I’ve written to you before and I am confident I will write to you again about society’s impact on our lives. My own lived experience, professional research, and the work of others have brought me to one conclusion; society has an agenda that has very little if anything to do with us as individuals. As a woman, I’ve expressed the oppression I have felt as a woman to be small, polite, obedient, submissive, quiet, and filled with servitude (Brave Not Perfect). It was almost two years ago I wrote “Too Strong for Who” and the words in that blog are still true today.
As the years have gone by, I’ve been able to stand back and look beyond my own gender, race, and socio-economic status. I know my privilege and restrictions as a white, middle-class, woman. I will say loudly and clearly that I do not understand the experience of others because I have not lived their lives. However, in stepping backward I am able to see if society has its preference we all have a submissive, suffocating role to fill. In the creation of capitalism and the nuclear family the roles society has for us were created far before our inception.
Bucking the Standards
Why am I writing this to you? You might be thinking I have a baseball bat (or ax like at my trash the dress party) against modern life. I don’t, but I have some real problems with how we are living. I also don’t have a single loved one who has not encountered serious problems in their life because of societal standards. We are living in a society where profit and image are held above our humanity yet our humanity is pleading to be heard.
Prior to the pandemic, alongside almost everyone else, my friends and I were buzzing around “fine.” We were following all the latest trends for raising children, running those children everywhere they needed to be, keeping our weight down, complaining about when we couldn’t keep our weight down, doing 99.9% of all domestic work in our homes, some of us were working, some of us weren’t and didn’t have access to financial freedom, and the list goes on and on. Yet during this time after dozens of playdates, morning coffees, and afternoon margaritas not one of us said, “You know what, this shit is crazy, who the hell made the rules of this game, and how do we quit?” Instead, we took the badge of motherhood and being a wife with honor and buzzed right alongside the beehive.
In the aftermath of the pandemic, I have spent many nights with friends cozying up with a glass of wine listening to story after story of “not this.” As we sit and honor each other during these talks I sit with the dichotomy of deep regret and gratitude that it took an international pandemic to unearth our way of life.
Grow and Learn Together
I have always been a child who learns the hard way. I poured bacon grease over my hand once just to prove to my mother that I can stabilize the jar while pouring out the hot oil. You cannot in fact do this safely. The lessons that came from the pandemic to my friends and I felt very similar. Like a lesson we could have learned from each other painlessly. The difference was that we did not have a wise mother telling us what was safe, good, and right for us. Instead, we had a world telling us exactly the box we needed to fit into in order to find our happiness. No wonder we got burned.
The pandemic itself became unearthing for better or for worse. Keeping up our lives as they were before was not sustainable. In hindsight they would have probably crashed at some point we would have all just had to have reached our own trauma limit instead of collective trauma. In a way, the pandemic brought a gift, the gift of, “not this.” The “not this” looks different for each of my friends that I cozy up next to, but the words bring the same truth; I am not fully myself and I want above all else to be gloriously human.

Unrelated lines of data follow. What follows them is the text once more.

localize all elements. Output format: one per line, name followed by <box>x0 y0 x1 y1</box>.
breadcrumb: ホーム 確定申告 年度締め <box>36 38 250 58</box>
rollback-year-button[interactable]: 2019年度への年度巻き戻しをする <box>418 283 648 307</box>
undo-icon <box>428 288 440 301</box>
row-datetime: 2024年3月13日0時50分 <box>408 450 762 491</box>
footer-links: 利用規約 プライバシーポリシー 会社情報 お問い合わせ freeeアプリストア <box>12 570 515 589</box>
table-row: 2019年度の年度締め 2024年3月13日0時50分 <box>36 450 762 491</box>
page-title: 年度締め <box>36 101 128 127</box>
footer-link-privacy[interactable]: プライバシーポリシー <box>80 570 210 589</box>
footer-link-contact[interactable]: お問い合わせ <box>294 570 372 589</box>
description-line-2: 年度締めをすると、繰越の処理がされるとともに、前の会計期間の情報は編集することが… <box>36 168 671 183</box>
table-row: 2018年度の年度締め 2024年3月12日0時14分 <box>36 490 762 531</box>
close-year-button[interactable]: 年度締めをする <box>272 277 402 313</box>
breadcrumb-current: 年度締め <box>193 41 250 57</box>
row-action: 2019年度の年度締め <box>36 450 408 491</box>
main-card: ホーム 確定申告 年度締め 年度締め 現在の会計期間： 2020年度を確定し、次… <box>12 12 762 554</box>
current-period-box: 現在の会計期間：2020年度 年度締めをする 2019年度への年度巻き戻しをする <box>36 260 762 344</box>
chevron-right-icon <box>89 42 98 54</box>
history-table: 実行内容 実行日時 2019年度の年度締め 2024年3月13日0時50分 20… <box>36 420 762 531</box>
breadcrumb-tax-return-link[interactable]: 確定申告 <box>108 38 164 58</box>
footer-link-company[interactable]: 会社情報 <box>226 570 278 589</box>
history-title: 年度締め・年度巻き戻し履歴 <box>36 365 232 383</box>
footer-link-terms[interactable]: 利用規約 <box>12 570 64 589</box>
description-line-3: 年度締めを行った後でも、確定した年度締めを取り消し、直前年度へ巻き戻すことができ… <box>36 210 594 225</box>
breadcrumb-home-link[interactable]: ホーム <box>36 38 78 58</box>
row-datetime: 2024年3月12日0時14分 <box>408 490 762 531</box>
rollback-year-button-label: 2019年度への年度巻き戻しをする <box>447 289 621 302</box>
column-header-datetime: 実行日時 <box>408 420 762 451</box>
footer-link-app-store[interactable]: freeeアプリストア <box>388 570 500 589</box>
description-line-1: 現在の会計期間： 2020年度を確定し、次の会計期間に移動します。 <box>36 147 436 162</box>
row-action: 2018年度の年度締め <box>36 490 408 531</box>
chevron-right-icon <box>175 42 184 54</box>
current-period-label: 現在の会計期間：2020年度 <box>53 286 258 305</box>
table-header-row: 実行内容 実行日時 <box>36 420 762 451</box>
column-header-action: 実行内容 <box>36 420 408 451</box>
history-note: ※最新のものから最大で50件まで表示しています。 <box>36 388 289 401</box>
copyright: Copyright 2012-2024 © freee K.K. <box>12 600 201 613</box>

In their stories, my friends share loneliness, burnout, desire, crumbling perfectionism, toxic relationships, mental health breaks, and the list goes on and on. Yet this time instead of pushing our strollers while we pushed our feelings down we’ve been able to say to each other, “I don’t want this anymore.” I am honored each and every time a friend shares their truth with me. While our experiences vary, our struggles are almost always the same. I’m suffocating in this life, I need to breathe and just like the Little Mermaid, I want more. Unlike the Little Mermaid, the more is not a prince charming.
In these conversations, my friends don’t know what is next. I sure as shit did not know what was next two years ago this time. I’m still not quite sure. That part is OK. The profound impact of “not this” is the first step towards integrity towards ourselves. There is too much to shed, too much to unpack, and to learn about ourselves, to truly know what it is we want. How could we, with all the noise of the world?
As I’ve watched my beautifully vulnerable friends come to the realization that they want more out of their lives I’ve seen each of them bravely stand up for themselves. The standing is always the same. “Not this.” Each friend is flush with joy they have come to these words and full of rage about what has brought them here. Perfect, they are absolutely perfect. Through their powerful words and willingness to be open to the unknown, they are walking themselves back to their humanity.
I’m grateful to be walking beside them loudly declaring, “not this,” well before I softly fold into myself and say, “ah, yes, this.”